Biselli

Provincia: Perugia
Tipologia: borgo castellare
Stato attuale: ruderi ed edifici ben conservati
Periodo di edificazione: sec. XIII
Data di abbandono: dal 1979 in poi
Motivo dell’abbandono: terremoto
Accesso: su strada bianca
Modalità di visita: libera

La storia del paese abbandonato di Biselli inizia probabilmente nel sec. XIII con l’edificazione del castello, del quale oggi rimangono solo le tracce delle mura e l’alta torre che domina l’intero centro disabitato.
Frazione del comune di Norcia, edificato a 555 metri s.l.m., Biselli sorse, insieme al suo castello, per svolgere una funzione di controllo sulla valle sottostante e proprio con la perdita di questa funzione il declino del borgo ebbe inizio.
Nel 1971 Biselli contava dodici abitanti, il 19 settembre 1979 un forte terremoto che sconvolse la Valnerina (5.9 della scala Richter), fece tremare le casette in sasso arroccate sul pendio roccioso e i pochi abitanti rimasti a Biselli furono costretti a fuggire dalle loro case.
La fine di Biselli non arrivò definitivamente con il terremoto ma il completo spopolamento fu causato dai cambiamenti economici e delle tratte commerciali che “costrinsero” i pochi abitanti rimasti ad abbandonare le loro case.
Successivamente al 1979 infatti, pare che nessuno abbia chiesto aiuto al comune o alla provincia per ottenere fondi spendibili per la ricostruzione delle case lesionate dal sisma e, solo molti anni dopo, qualche privato ha effettuato dei lavori di ristrutturazione.
Nel 2013 a Biselli vivano saltuariamente ancora tre persone, oggi è un paese fantasma: le case più nuove sono in vendita, le altre sono ridotte a un rudere.

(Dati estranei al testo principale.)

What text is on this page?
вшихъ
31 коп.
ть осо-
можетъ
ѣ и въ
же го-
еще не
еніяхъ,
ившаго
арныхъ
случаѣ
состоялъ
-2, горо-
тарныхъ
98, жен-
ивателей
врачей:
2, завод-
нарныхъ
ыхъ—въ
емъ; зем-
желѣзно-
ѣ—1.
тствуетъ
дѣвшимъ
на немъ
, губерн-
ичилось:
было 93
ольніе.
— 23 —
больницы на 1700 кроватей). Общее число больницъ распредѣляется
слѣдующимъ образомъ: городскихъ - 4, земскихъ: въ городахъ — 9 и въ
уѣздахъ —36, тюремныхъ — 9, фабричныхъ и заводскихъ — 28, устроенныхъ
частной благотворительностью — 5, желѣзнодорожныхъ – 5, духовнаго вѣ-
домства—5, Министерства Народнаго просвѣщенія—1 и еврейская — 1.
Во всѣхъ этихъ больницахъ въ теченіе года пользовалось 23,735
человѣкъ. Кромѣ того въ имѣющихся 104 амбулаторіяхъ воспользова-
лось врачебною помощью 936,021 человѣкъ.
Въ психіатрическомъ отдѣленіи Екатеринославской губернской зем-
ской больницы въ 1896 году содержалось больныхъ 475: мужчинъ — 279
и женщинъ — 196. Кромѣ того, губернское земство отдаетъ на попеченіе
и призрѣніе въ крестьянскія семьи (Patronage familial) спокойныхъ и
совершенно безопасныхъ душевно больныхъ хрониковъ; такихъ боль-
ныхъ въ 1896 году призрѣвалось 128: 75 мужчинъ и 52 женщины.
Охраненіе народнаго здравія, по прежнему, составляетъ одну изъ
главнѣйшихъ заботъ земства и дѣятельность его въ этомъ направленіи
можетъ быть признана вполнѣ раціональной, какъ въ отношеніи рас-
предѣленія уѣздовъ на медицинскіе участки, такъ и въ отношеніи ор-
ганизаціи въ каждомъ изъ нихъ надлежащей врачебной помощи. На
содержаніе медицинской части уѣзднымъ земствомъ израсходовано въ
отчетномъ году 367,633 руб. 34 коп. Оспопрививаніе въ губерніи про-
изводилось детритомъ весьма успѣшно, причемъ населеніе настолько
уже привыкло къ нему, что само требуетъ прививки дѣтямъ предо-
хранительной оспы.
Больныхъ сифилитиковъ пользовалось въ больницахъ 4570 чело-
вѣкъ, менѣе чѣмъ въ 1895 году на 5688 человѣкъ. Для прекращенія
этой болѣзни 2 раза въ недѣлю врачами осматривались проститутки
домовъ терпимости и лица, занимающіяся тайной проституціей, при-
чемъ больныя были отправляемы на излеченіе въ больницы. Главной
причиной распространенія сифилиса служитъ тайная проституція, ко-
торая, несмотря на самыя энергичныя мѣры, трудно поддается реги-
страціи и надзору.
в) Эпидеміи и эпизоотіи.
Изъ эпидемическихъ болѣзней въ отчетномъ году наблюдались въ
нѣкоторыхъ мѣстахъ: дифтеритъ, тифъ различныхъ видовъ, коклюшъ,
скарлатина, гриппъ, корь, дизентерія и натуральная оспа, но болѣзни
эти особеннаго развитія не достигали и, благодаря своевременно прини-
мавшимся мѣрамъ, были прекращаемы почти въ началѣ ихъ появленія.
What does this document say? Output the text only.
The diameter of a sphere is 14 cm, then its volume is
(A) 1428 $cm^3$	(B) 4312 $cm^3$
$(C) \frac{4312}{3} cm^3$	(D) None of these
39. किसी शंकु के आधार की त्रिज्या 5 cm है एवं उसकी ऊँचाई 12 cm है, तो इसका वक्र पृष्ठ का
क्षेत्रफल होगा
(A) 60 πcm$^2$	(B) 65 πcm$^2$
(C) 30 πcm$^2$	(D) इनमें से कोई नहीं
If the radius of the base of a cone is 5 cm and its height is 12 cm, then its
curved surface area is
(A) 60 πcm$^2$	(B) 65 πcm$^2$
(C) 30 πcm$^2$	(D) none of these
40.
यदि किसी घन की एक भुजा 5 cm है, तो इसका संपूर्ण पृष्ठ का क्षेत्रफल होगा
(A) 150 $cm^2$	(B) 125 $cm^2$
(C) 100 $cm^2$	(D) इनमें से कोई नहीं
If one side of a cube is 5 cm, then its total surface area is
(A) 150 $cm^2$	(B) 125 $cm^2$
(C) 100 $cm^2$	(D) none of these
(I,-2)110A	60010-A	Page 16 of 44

Il borgo di Biselli si staglia su uno sperone di roccia proteso a picco sulla valle del Corno, si raggiunge attraverso una strada sterrata che sale e giunge fino all’entrata del paese. Un’unica stradina lo attraversa nella sua interezza, le case più nuove accolgono il visitatore, quelle più antiche, ormai ridotte a ruderi, concludono la visita del paese.
Di grande interesse è la piccola chiesa dedicata a San Lorenzo che si trova inglobata in un gruppetto di case, al limitare del paese. Costruita nel XVI sec. è uno dei pochi edifici che è stato ristrutturato, purtroppo i continui saccheggi lo hanno lasciato spoglio e al suo interno rimangono solo delle malconce panche.
Un altro edificio di grande interesse presente a Biselli, è quello che doveva essere il “palazzo nobiliare”: sito all’entrata del paese, versa in pessimo stato, puntellato in ogni stanza, i pavimenti sono cedevoli e i soffitti davvero precari. Al suo interno grandi sale affrescate e soffitti a cassettone ricordano lo splendore di un tempo. Limitrofa al palazzo, sorgeva una piccola cappella, oggi devastata dai vandali e dal passare del tempo.
La torre, che un tempo faceva parte del complesso castellare, oggi non è più raggiungibile attraverso strade sicure; la sua stabilità è stata da anni compressa dai fattori atmosferici e dall’incuria, e non sorprenderebbe un crollo imminente.